The clientele changed. The Hispanic crowd that had supported the Pec since it opened at the close of Prohibition in 1933, began to give way.

"The kids think they've found a new music. ... I have doctors, lawyers, merchants, thieves. ... They all get involved with the music. All colors, all walks of life. Nobody cares who's alongside them. Everybody is welcome and everybody is treated equal.

"Last night, I had the minister of arts from Poland. He was here in town doing a study of American ballet. They came to listen to the music. He said during the war in Poland, jazz represented freedom to the Polish people because jazz represented the United States. He started an underground jazz thing."

But the noisy crowds irk longtime jazz fans of the Pec.

"I'd been going in there for years before it got hip to go there," said Linda Grunow, who writes for downbeat and Cadence magazines and is jazz critic for Denver's West, an alternative newspaper.

"It's a wonderful place ... a smoky old jazz bar. {But} it's not what it used to be," she said. "The public at large has discovered it. They think it's hip. You'd better stake out your bar stool a good two hours before the music starts."
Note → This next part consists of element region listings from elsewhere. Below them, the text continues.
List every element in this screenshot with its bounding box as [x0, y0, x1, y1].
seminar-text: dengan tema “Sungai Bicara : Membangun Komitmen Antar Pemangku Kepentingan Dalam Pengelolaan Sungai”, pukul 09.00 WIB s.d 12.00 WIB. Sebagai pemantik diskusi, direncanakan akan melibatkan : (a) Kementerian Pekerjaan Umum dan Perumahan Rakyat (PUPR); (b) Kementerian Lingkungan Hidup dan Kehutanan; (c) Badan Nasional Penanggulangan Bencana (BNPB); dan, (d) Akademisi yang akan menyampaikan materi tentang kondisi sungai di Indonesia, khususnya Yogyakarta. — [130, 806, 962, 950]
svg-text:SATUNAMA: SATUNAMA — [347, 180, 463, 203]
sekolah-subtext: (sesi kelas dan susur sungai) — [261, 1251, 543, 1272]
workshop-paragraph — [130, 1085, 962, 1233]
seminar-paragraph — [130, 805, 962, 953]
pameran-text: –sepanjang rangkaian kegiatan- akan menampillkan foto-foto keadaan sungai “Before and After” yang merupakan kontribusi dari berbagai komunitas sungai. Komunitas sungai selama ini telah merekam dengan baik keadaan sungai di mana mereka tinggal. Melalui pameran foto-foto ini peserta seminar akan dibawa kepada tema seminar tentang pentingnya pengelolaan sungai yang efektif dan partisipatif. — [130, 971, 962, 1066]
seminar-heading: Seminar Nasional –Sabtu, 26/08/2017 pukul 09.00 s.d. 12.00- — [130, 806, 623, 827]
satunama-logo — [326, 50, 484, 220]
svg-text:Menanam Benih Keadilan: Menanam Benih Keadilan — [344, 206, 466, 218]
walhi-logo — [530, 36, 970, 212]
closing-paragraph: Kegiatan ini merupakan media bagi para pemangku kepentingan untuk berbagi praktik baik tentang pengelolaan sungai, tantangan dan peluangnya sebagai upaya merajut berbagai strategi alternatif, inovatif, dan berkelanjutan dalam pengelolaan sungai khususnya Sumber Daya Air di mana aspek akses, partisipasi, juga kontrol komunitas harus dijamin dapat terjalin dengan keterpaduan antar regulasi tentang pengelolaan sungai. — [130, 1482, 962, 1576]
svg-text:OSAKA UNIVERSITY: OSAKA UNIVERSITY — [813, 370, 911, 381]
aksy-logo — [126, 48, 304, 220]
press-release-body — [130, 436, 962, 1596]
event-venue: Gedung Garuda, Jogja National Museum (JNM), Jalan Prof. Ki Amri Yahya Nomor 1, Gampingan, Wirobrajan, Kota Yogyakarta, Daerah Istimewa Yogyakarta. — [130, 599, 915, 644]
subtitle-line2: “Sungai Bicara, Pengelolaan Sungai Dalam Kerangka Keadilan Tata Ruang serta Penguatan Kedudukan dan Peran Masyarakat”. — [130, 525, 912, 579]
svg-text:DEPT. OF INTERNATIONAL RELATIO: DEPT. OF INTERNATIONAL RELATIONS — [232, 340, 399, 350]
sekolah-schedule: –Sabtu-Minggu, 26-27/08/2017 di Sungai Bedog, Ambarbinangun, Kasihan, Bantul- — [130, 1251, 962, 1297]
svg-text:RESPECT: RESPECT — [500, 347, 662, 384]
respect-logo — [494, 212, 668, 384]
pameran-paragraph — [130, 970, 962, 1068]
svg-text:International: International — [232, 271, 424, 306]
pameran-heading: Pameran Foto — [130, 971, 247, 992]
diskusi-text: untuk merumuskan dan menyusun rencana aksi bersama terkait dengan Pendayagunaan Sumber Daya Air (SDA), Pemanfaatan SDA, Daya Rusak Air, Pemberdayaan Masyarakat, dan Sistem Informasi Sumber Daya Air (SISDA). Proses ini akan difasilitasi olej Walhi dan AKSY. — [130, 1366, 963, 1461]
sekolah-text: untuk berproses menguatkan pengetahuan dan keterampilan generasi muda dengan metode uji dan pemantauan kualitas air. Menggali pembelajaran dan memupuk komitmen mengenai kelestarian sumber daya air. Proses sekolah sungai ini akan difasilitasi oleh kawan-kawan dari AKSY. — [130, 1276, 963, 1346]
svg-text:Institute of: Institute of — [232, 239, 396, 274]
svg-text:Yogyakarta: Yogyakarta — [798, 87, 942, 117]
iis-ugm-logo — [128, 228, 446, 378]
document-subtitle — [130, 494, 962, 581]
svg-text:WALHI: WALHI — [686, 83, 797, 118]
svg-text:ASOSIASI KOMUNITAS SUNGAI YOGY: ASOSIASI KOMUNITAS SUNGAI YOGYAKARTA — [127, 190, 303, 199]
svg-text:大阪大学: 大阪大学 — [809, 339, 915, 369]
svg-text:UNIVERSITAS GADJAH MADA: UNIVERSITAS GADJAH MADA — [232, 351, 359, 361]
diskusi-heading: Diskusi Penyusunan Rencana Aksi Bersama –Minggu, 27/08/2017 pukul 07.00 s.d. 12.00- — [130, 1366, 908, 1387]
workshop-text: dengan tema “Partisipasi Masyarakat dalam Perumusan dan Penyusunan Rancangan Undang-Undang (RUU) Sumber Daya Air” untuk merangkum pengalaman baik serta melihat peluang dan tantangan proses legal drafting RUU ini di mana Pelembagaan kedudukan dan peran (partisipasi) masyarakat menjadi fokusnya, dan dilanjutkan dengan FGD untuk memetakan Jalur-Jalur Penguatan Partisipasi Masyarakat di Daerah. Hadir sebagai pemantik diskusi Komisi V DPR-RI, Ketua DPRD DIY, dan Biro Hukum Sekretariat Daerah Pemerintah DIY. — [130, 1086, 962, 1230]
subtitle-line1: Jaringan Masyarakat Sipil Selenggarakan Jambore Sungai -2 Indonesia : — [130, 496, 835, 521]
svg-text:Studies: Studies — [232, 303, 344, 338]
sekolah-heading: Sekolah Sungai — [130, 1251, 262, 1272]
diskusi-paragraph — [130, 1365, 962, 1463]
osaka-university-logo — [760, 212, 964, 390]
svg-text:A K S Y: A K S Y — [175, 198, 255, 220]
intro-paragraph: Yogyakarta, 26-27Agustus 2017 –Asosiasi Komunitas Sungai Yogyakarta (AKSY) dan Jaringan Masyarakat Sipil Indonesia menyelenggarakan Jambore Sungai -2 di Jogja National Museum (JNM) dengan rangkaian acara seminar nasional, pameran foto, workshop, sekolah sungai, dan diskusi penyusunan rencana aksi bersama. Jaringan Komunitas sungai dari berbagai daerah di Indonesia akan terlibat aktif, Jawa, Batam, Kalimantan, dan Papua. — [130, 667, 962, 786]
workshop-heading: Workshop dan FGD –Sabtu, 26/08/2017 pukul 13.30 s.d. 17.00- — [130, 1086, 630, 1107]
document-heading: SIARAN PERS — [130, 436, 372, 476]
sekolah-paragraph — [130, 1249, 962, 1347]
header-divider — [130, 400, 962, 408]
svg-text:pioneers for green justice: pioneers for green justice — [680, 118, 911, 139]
There have been other attempts to establish jazz clubs in Denver. They failed after a few months of thin crowds. New ones on the scene include La Cupol, the Jazz Works and the Burnsley Hotel.

The Pec is a survivor.

During its 57-year existence at the corner of Market and 20th streets, it has seen the city's old "red light" district torn down -- except for Madame Mattie Silks's old "parlor" house across the street. Neighboring Chinatown was torn down for warehouse construction during World War II. Now the warehouses are falling to the wrecking ball as developers hope lower downtown becomes the site of Denver's next development site.

Through it all, the Pec's jazz goes on.

"It has been beyond any imagination how the music got the attention and satisfaction of the people," Krantz said. "My era was the jazz-swing music. And all I do is provide a place for them to play it."

Somewhere amid the din of the crowded, hot little joint lies the magic elixir of success.

"When all the other clubs die, El Chapultepec will still be standing," Chiaraluci said. "If it wasn't for the owner's love of jazz, it just wouldn't be there."